Documentation

Methodology, Assumptions & Calculations

Contents

  1. Overview
  2. Data Sources
  3. Core Calculations
  4. Data Center Load Profiles
  5. Chart-by-Chart Guide
    1. Supply vs Demand
    2. Effective Headroom
    3. LMP vs Net Load Scatter
    4. Headroom Impact (DC Profiles)
    5. Grid Utilization Scorecard
    6. Electricity Cost Comparison
    7. Stress Day Deep-Dive
    8. Overgeneration Surplus Absorption
    9. Marginal Emissions
    10. Optimized Load Profile Calculator
  6. Custom Profile Editor
  7. Assumptions & Limitations
  8. Validation Reference Points
  9. Future Data Sources

1. Overview

This dashboard analyzes California (CAISO) grid conditions to evaluate how flexible data center load profiles affect grid utilization, reliability, cost, and emissions. The core thesis:

Data centers that shift load to follow solar generation ("camel" profiles) improve grid utilization, reduce electricity costs, absorb renewable surplus, and lower marginal emissions — compared to flat or night-heavy profiles.

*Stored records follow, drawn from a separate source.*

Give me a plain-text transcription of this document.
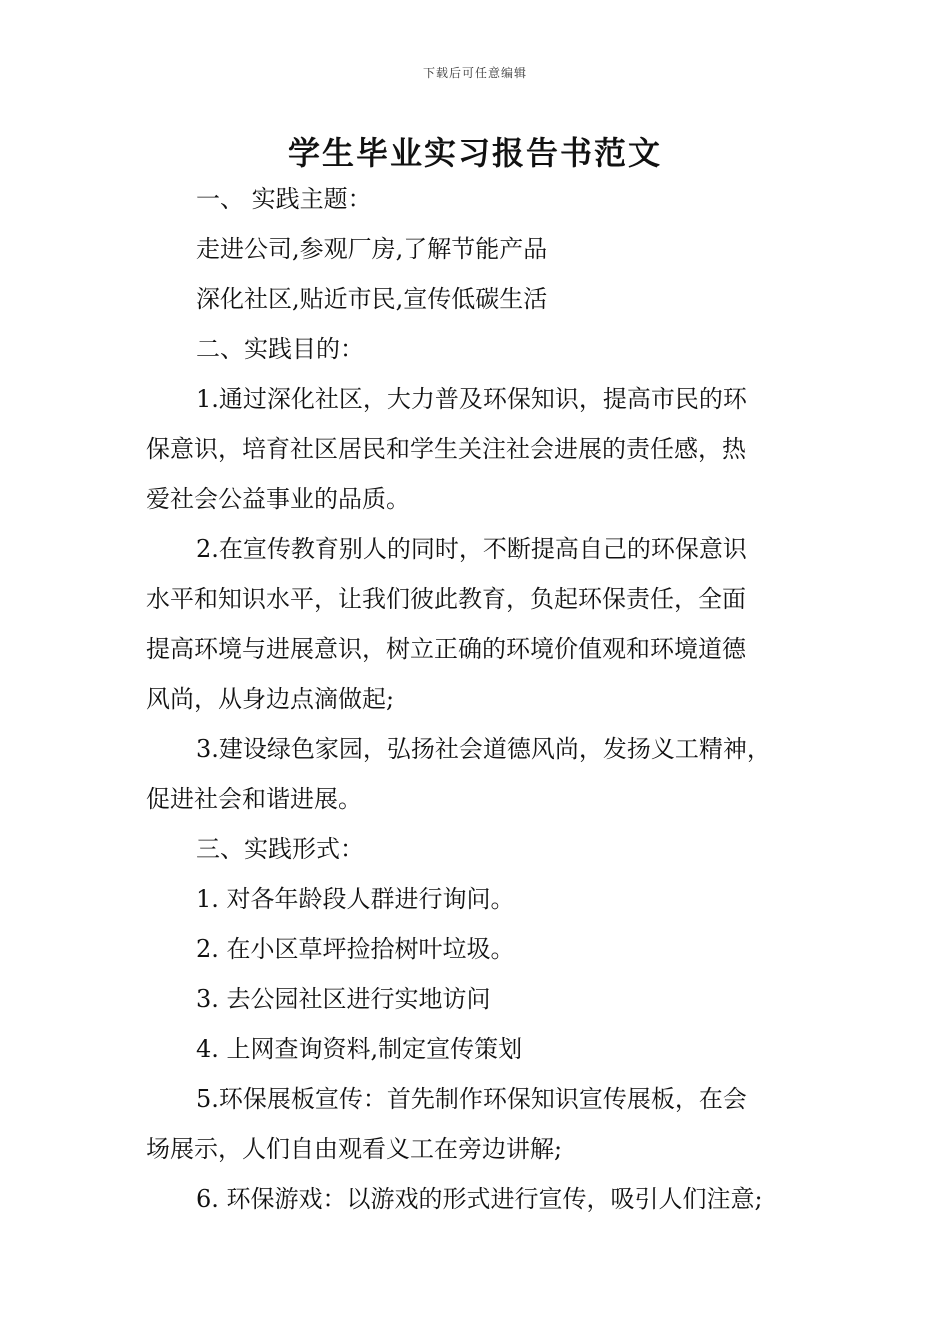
下载后可任意编辑
学生毕业实习报告书范文
一、 实践主题：
走进公司,参观厂房,了解节能产品
深化社区,贴近市民,宣传低碳生活
二、实践目的：
1.通过深化社区，大力普及环保知识，提高市民的环
保意识，培育社区居民和学生关注社会进展的责任感，热
爱社会公益事业的品质。
2.在宣传教育别人的同时，不断提高自己的环保意识
水平和知识水平，让我们彼此教育，负起环保责任，全面
提高环境与进展意识，树立正确的环境价值观和环境道德
风尚，从身边点滴做起;
3.建设绿色家园，弘扬社会道德风尚，发扬义工精神，
促进社会和谐进展。
三、实践形式：
1. 对各年龄段人群进行询问。
2. 在小区草坪捡拾树叶垃圾。
3. 去公园社区进行实地访问
4. 上网查询资料,制定宣传策划
5.环保展板宣传：首先制作环保知识宣传展板，在会
场展示，人们自由观看义工在旁边讲解;
6. 环保游戏：以游戏的形式进行宣传，吸引人们注意;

Virginia passed a bill incorporating a grid utilization factor to encourage better use of existing capacity before building new infrastructure. Data center operators seeking faster interconnection can demonstrate they improve grid utilization through flexible load profiles. This dashboard quantifies that value proposition using real CAISO data.


2. Data Sources

2.1 Demand Forecast

PropertyDetails
SourceCAISO day-ahead demand forecast
Filedemand_forecast.json
FormatDaily entries keyed by date ("YYYY-MM-DD"), each containing a 24-element array of hourly demand in MW
CoverageJan 1, 2020 – Dec 31, 2025 (2,192 days)
Missing dataNull values treated as 0 MW

2.2 Available Capacity

PropertyDetails
SourceDerived from CAISO resource adequacy filings and installed capacity data
Fileavailable_capacity.json
FormatNested by year → month → resource type → 24-hour array (MW)
Resource typesNuclear, Geothermal, Biomass, Other Thermal, Gas CCGT, Gas Peaker, Gas Steam, Gas ICE, Hydro, Wind, Solar, Battery Storage

Key assumption: Monthly average hourly profiles — the same 24-hour profile is used for every day within a given month. This does NOT capture day-to-day weather variability. Solar profiles reflect monthly capacity factors (zero at night, peak at solar noon). Battery Storage is excluded from total available capacity (treated as load modifier, not supply).

2.3 CAISO LMP Prices

PropertyDetails
SourceCAISO Day-Ahead Market, DLAP (Default Load Aggregation Point) nodes
Filecaiso_prices.json
WeightingLoad-weighted across 3 utility zones: PG&E (43.5%), SCE (43.5%), SDG&E (13%)
ComponentsLMP = MEC (Marginal Energy) + MCC (Congestion) + Loss + GHG
Coverage~2,170 of 2,192 days have price data

2.4 CA Natural Gas Citygate Prices

PropertyDetails
SourceEIA (U.S. Energy Information Administration)
ResolutionMonthly ($/MCF)
UsageNormalizing LMP and MEC to remove gas price variation, creating an implied heat-rate proxy
CoverageJan 2020 – Dec 2025

3. Core Calculations

3.1 Reserve Requirements

Reserves model California's operating reserve obligations. The requirement is the greater of a percentage of demand or a floor value:

reserve[h] = max(3,500 MW, demand[h] × reserve_percentage)
PeriodHoursReserve %
Peak4–9 PM (h=16–21)8.4%
Shoulder6–9 AM, 9–11 PM (h=6–9, h=21–23)7.7%
Off-peakAll other hours7.0%

Simplification: Actual CAISO procurement uses Regulation Up/Down, Spinning Reserve, and Non-Spinning Reserve with different requirements. The 3,500 MW floor approximates California's typical minimum reserve margin.

3.2 Effective Headroom

The key reliability metric — how much spare capacity exists above demand and reserves:

headroom[h] = available_capacity[h] − demand[h] − reserve[h]

3.3 Net Load

Demand minus non-gas generation — the residual load that gas plants must serve:

net_load[h] = demand[h] − (solar + wind + hydro + nuclear + geothermal + biomass + other_thermal)[h]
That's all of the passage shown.